Zeitschrift für Versicherungswesen
Und dafür reichen die bestehenden Technologien nicht aus?

Markus Warg
Dieses Mindset und die agilen Arbeitsweisen werden 1:1 in der IT benötigt. Agile Softwareentwicklung (Scrum o.Ä.), Microservices, Container-Technologien und Open Source ermöglichen Modalität, die Wiederverwendung von Fähigkeiten („Packaged Business Capabilities“) und die erforderliche Geschwindigkeit.

Zeitschrift für Versicherungswesen
Und was ist mit Daten?

Markus Warg
Eine Bastion der Bewahrer die bald fallen wird.

Zeitschrift für Versicherungswesen
Geht es etwas konkreter?

Markus Warg
Gern. Cloud-Technologien ermöglichen es, eigene technische Umgebungen (Instanzen) nach Bedarf bereitzustellen. D.h. die Algorithmen und die KI kommen zu den Daten und nicht umgekehrt. Solche Instanzen liegen preislich im unteren 5-stelligen Euro-Bereich. Gleichzeitig stellen Plattform- und Ökosystementwickler wie die SDA SE baukastenartig Funktionen wie „Consent Stacks“ zur Verfügung, die in Echtzeit die Zustimmung der Kunden zur Nutzung ihrer Daten in einem konkreten Kontext ermöglichen.

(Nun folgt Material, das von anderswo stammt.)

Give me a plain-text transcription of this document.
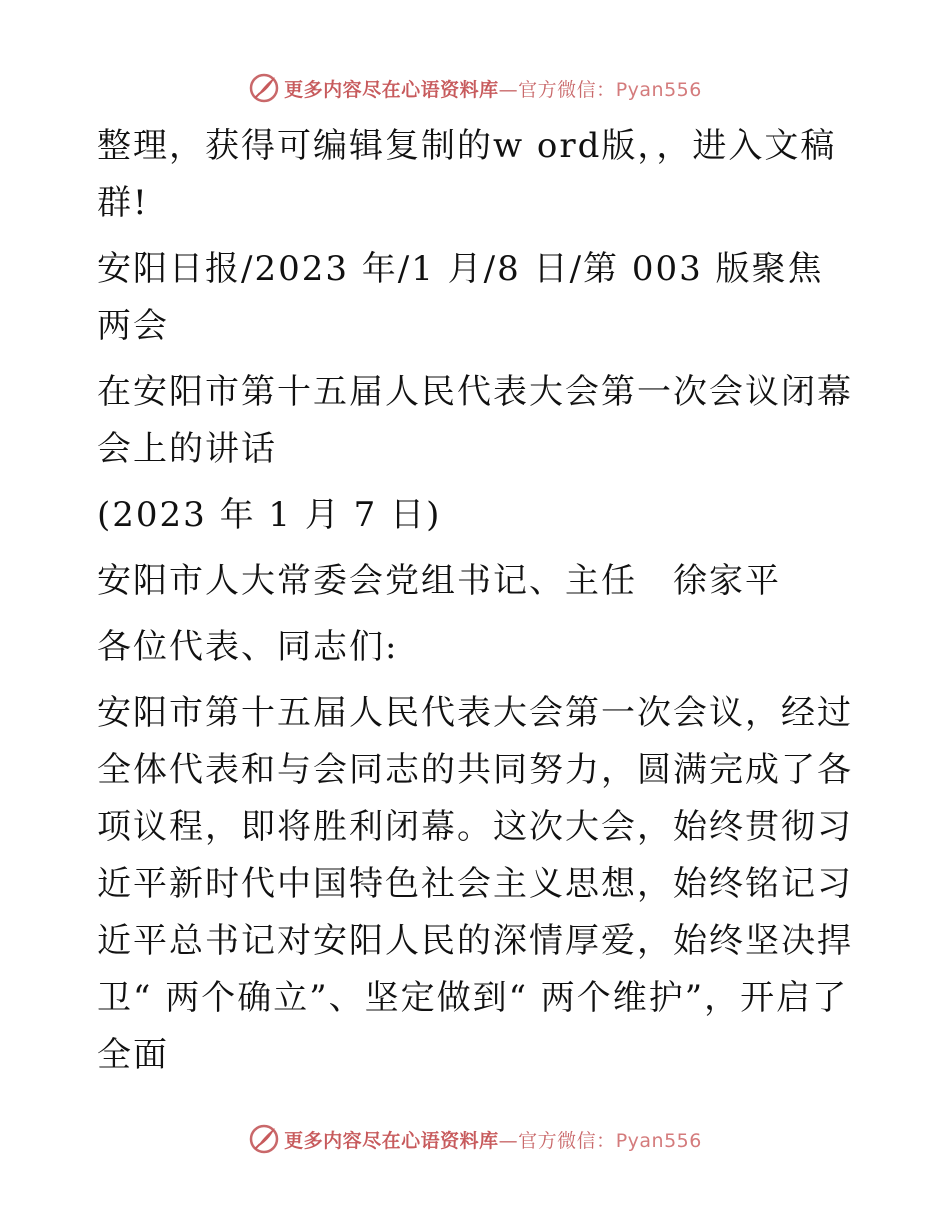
更多内容尽在心语资料库—官方微信：Pyan556

整理，获得可编辑复制的w ord版，，进入文稿群!

安阳日报/2023 年/1 月/8 日/第 003 版聚焦两会

在安阳市第十五届人民代表大会第一次会议闭幕会上的讲话

(2023 年 1 月 7 日)

安阳市人大常委会党组书记、主任　徐家平

各位代表、同志们:

安阳市第十五届人民代表大会第一次会议，经过全体代表和与会同志的共同努力，圆满完成了各项议程，即将胜利闭幕。这次大会，始终贯彻习近平新时代中国特色社会主义思想，始终铭记习近平总书记对安阳人民的深情厚爱，始终坚决捍卫“ 两个确立”、坚定做到“ 两个维护”，开启了全面

更多内容尽在心语资料库—官方微信：Pyan556
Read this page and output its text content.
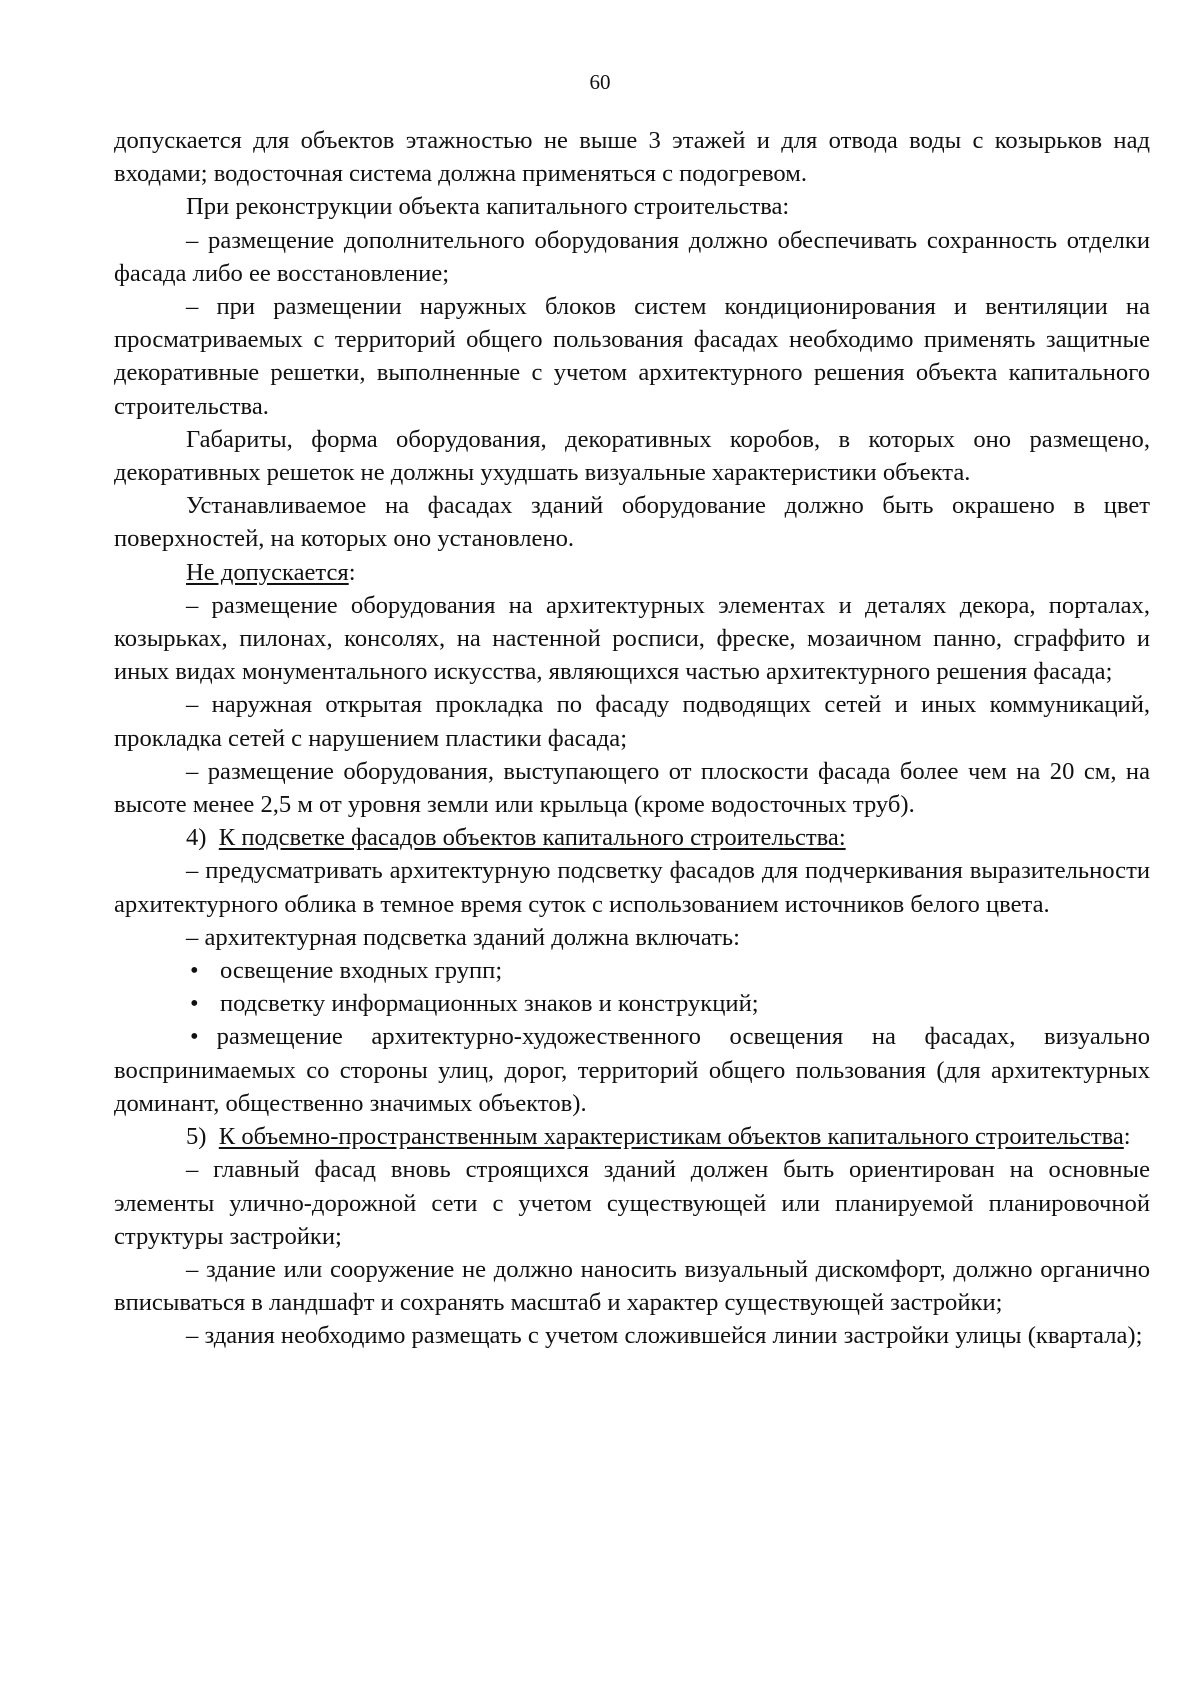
60

допускается для объектов этажностью не выше 3 этажей и для отвода воды с козырьков над входами; водосточная система должна применяться с подогревом.

При реконструкции объекта капитального строительства:

– размещение дополнительного оборудования должно обеспечивать сохранность отделки фасада либо ее восстановление;

– при размещении наружных блоков систем кондиционирования и вентиляции на просматриваемых с территорий общего пользования фасадах необходимо применять защитные декоративные решетки, выполненные с учетом архитектурного решения объекта капитального строительства.

Габариты, форма оборудования, декоративных коробов, в которых оно размещено, декоративных решеток не должны ухудшать визуальные характеристики объекта.

Устанавливаемое на фасадах зданий оборудование должно быть окрашено в цвет поверхностей, на которых оно установлено.

Не допускается:

– размещение оборудования на архитектурных элементах и деталях декора, порталах, козырьках, пилонах, консолях, на настенной росписи, фреске, мозаичном панно, сграффито и иных видах монументального искусства, являющихся частью архитектурного решения фасада;

– наружная открытая прокладка по фасаду подводящих сетей и иных коммуникаций, прокладка сетей с нарушением пластики фасада;

– размещение оборудования, выступающего от плоскости фасада более чем на 20 см, на высоте менее 2,5 м от уровня земли или крыльца (кроме водосточных труб).

4) К подсветке фасадов объектов капитального строительства:

– предусматривать архитектурную подсветку фасадов для подчеркивания выразительности архитектурного облика в темное время суток с использованием источников белого цвета.

– архитектурная подсветка зданий должна включать:

• освещение входных групп;

• подсветку информационных знаков и конструкций;

• размещение архитектурно-художественного освещения на фасадах, визуально воспринимаемых со стороны улиц, дорог, территорий общего пользования (для архитектурных доминант, общественно значимых объектов).

5) К объемно-пространственным характеристикам объектов капитального строительства:

– главный фасад вновь строящихся зданий должен быть ориентирован на основные элементы улично-дорожной сети с учетом существующей или планируемой планировочной структуры застройки;

– здание или сооружение не должно наносить визуальный дискомфорт, должно органично вписываться в ландшафт и сохранять масштаб и характер существующей застройки;

– здания необходимо размещать с учетом сложившейся линии застройки улицы (квартала);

Zeitschrift für Versicherungswesen
Welche erfolgsversprechenden Ökosystem-Ansätze beobachten Sie heute im deutschen Markt?

Markus Warg
Beispielsweise die Kooperationen von HUK, LVM und HDI beim Aufbau der onpier Plattform. Die hohe Geschwindigkeit, mit der bereits zu Beginn der Initiative Anwendungsfälle aus dem Bereich Mobility wie der Autoankauf oder der Zulassungsservice umgesetzt werden, bestätigt den Weg.

Zeitschrift für Versicherungswesen
Herr Warg, haben Sie noch einen abschließenden Tipp für Versicherer? Quasi „one for the road“?

Markus Warg
Versicherer sollten auf jeden Fall mit einem Minimum Viable Ökosystem (MVÖ) starten. Der Anspruch vieler Versicherer ist es, sofort die ganze Industrie zu prägen und ein zweites Amazon zu werden. Ein MVÖ dient dazu, genau die Fähigkeiten für ein neues Wertversprechen aufzubauen. Dabei besteht die Zielsetzung darin, das Wertversprechen so attraktiv zu gestalten, das weitere Partner sich ebenfalls engagieren wollen. Die Chance beim MVÖ liegt im Machen, Lernen und Zeigen. Die Kosten, um einen cloudbasierten Prototyp eines MVÖ hinzustellen, liegen im mittleren 5-stelligen Euro-Bereich. Partner wie Startups etwa im Health-Umfeld mit Lösungen zur Schlaganfallprävention oder Symptomchecker oder Telemedizin oder oder oder stehen jedenfalls bereit.